As the Glasgow climate change summit COP26 ended on Saturday 13 November, Islamic Relief has released the following statement.
The long-awaited COP has finally come to an end.
The big question is whether it should have started. Covid or otherwise, the organisation has been so poor that many, especially people from the developing countries of the global south and their representative organisations have not been able to be here.
The result has been a half-cock cop which has produced the sort of inaction that is typical of rich countries when there is no one here to keep them honest.
The Presidency hosts did not tell the UN what the deal would be, so a record number of people were invited. When the UN got here to the UK they found that the size of meetings was to be restricted, so those guests that manged to jump through the hoops of vaccination, visa and huge expense found themselves excluded from the negotiations.
Now we have the prospect of two successive COPs in the Arab world where undoubtedly the hospitality will be second to none. But 2022 and 2023 with Presidencies who have showed little diplomatic expertise and even less inclination to support radical climate action, sees the prospect of two more lost years. And we don’t have time.
This COP is not ending bad. It is ending bland.
There has been some progress on limiting heating and reducing emissions. And so there should be. The prognosis has changed from cataclysmic to calamitous.
There has been more progress in agreeing how to handle adaptation – the responsibility of countries to help people deal with the effects of the climate calamity. But there is still too little money to make it happen.
At COP we have seen the rich countries loosening the purse strings, but rapidly closing them before any money could actually be extracted. Two issues have come little further than they were two weeks ago: Addressing the cost of loss and damage caused by devastating climate events in places unable to recover; and the idea that somehow greenhouse gas pollution can be monetised.

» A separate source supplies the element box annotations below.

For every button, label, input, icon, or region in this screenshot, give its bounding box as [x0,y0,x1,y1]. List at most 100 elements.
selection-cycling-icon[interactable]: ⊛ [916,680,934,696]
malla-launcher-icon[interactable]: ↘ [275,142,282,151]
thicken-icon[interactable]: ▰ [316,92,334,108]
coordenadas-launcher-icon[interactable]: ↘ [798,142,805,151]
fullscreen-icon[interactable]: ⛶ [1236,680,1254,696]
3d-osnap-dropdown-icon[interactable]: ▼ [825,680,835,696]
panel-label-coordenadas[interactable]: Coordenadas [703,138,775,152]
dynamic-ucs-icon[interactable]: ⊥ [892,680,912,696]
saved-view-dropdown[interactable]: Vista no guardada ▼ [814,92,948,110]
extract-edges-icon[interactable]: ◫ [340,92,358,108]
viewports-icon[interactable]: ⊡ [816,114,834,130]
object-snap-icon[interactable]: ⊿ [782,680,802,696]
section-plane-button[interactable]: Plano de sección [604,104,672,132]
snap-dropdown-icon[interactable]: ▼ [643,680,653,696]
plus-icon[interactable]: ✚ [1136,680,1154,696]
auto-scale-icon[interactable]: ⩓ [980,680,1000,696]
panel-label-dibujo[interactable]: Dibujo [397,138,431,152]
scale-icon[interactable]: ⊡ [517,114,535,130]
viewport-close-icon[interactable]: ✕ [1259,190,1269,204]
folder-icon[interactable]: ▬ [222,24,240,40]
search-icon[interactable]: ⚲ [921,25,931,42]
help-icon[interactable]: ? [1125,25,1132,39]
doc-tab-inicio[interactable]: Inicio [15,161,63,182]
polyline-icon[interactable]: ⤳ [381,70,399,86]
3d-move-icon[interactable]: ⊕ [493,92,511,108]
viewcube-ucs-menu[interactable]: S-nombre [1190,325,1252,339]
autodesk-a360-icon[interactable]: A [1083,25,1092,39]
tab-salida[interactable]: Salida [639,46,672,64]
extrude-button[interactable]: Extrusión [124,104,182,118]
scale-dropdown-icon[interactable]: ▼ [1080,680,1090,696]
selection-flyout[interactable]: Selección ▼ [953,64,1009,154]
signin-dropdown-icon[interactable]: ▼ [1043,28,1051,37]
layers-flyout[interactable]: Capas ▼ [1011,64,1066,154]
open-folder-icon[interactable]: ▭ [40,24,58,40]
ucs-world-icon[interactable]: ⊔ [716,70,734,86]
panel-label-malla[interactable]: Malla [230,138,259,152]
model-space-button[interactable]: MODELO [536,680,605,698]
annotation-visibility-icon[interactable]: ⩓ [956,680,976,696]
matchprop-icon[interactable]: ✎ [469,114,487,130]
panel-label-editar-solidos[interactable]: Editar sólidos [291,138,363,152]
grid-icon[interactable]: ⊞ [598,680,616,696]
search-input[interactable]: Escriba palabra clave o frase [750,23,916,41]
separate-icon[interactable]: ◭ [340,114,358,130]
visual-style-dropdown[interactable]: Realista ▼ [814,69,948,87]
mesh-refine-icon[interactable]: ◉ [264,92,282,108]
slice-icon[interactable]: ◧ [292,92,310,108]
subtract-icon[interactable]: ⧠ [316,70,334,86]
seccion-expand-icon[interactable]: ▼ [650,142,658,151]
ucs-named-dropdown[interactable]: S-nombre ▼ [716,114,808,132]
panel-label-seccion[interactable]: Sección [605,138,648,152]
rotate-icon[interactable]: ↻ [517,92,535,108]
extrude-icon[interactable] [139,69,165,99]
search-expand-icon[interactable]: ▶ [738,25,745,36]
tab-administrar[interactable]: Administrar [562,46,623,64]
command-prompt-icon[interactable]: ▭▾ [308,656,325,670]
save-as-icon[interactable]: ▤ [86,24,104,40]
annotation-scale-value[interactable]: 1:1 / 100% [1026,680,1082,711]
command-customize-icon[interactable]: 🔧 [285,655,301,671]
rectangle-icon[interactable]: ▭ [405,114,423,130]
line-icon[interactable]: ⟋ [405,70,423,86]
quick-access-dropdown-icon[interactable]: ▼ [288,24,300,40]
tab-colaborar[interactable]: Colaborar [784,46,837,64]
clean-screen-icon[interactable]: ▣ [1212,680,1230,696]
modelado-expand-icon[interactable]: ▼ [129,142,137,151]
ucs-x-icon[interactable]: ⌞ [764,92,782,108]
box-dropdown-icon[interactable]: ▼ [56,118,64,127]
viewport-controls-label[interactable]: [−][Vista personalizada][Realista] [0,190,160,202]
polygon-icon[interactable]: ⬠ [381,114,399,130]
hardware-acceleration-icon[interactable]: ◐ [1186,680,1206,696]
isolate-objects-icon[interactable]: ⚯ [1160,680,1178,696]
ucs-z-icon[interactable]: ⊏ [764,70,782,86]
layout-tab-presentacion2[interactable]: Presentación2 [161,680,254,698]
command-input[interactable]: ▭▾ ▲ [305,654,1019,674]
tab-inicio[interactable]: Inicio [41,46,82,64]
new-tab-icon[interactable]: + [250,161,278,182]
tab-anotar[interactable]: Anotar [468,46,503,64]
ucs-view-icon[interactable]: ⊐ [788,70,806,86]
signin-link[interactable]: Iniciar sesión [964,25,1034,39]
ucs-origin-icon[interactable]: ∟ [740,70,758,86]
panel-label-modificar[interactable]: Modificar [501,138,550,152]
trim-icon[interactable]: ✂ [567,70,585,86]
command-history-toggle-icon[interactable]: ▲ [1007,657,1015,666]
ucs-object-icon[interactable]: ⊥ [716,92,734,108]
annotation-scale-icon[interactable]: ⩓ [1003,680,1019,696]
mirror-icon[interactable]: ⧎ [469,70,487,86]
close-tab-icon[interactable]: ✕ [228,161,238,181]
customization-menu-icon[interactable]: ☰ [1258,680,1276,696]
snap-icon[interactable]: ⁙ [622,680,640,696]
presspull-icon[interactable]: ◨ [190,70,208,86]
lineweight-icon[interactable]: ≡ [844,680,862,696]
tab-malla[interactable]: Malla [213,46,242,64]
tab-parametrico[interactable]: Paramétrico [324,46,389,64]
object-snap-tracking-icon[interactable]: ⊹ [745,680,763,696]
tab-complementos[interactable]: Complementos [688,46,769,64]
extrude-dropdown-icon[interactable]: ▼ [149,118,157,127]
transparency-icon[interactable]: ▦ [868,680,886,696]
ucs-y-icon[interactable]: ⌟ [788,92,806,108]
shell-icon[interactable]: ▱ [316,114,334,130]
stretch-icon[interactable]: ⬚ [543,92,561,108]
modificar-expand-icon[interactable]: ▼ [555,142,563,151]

The sticking points are largely around the notion of justice. Countries and people who have benefitted little from industrialisation over the last 200 years are paying the biggest price for the consequences.
To remedy this injustice, there needs to be a transfer of knowledge, capacity and finance from the rich to the poor. The Paris Agreement that every country signed when says as much.
But here in Glasgow we have witnessed how the rich – countries and corporations alike – will turn every which way to avoid justice.
And further, how they are willing to increase the unfairness by excluding references to people’s rights and the transparency needed to ensure that the promises made are being kept.
And again how they will continue to massively subsidise earth destroying fossil fuels.
But it was not all bad. The civil society and non-party observers here joined together on the last official day to symbolically walk through and out of the huge COP site. They join the thousands of people who have been conducting vigils and protests outside for these two weeks.
At last, the sense of urgency and emergency rang through the halls.
With them – the young, the women, the Indigenous People, the dispossessed and marginalised -marches hope.
Together we can build the future that we all need. But it must start now.